Autor*innen: Rita Prowasnik   |   Zeitschrift: Pflegewissenschaft, Hungen   |   Jahrgang: 7   |   Heft: 3   |   Seiten: 1 bis 1   |   Erscheinung: 01.03.2004   |   DOI: 10.3936/docid200676


Abstract

Gesellschaft und Gesetzgeber fordern von Pflegekräften, wie von allen Berufsgruppen im Gesundheitswesen, Qualität und Effektivität bei der Erbringung ihrer Leistung. Dies setzt professionelles Handeln der einzelnen Pflegekraft und des gesamten Berufsstandes voraus. Die bislang vorwiegend berufsintern geführte Professionalisierungsdebatte erreicht zunehmend auch die Öffentlichkeit in der Diskussion um die älter werdende Gesellschaft mit einem wachsenden Bedarf an pflegerischen Leistungen.
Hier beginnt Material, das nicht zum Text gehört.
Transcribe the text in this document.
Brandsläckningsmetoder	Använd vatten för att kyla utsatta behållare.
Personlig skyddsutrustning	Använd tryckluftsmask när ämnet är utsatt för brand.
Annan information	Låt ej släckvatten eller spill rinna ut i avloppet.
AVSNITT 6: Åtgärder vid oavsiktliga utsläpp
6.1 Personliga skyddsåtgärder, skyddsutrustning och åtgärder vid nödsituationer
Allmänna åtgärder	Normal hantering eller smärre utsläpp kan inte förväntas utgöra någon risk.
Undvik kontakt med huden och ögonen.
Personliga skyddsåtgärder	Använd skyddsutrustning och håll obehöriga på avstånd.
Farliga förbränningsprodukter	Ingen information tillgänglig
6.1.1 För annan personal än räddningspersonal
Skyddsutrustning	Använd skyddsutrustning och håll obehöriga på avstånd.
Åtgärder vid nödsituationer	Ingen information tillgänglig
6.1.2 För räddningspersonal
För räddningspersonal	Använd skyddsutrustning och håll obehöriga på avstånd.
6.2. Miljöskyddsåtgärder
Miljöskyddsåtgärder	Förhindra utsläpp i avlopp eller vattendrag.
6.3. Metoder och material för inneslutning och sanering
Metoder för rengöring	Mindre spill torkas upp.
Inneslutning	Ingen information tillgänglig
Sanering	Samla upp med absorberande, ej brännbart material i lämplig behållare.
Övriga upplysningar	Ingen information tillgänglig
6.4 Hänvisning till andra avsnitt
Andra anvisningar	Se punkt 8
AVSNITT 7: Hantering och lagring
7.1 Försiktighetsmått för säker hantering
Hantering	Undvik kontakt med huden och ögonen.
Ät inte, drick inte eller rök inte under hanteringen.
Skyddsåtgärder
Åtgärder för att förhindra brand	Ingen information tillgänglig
Politisch Verantwortliche stellen Verbesserungen der Rahmenbedingungen für die Pflege in Aussicht, an deren Gestaltung Pflegekräfte beteiligt werden müssen, um ihre gesellschaftliche Aufgabe professionell wahrnehmen zu können. In diesem Beitrag wird dem Zusammenhang zwischen der Professionalisierung der Pflegeberufe und ihrer Selbstverwaltung in Form einer Pflegekammer nachgegangen. Im ersten Teil werden die gesetzlichen Grundlagen des Kammerwesens dargestellt, darauf folgend soll im zweiten Schritt Pflege als eigenständige gesellschaftliche Aufgabe beschrieben werden. Im dritten Teil wird sie in den Kontext verschiedener Professionalisierungstheorien gesetzt, um abschließend die Frage nach der Bedeutung der Pflegekammer für die Professionalisierung der Pflegeberufe zu diskutieren.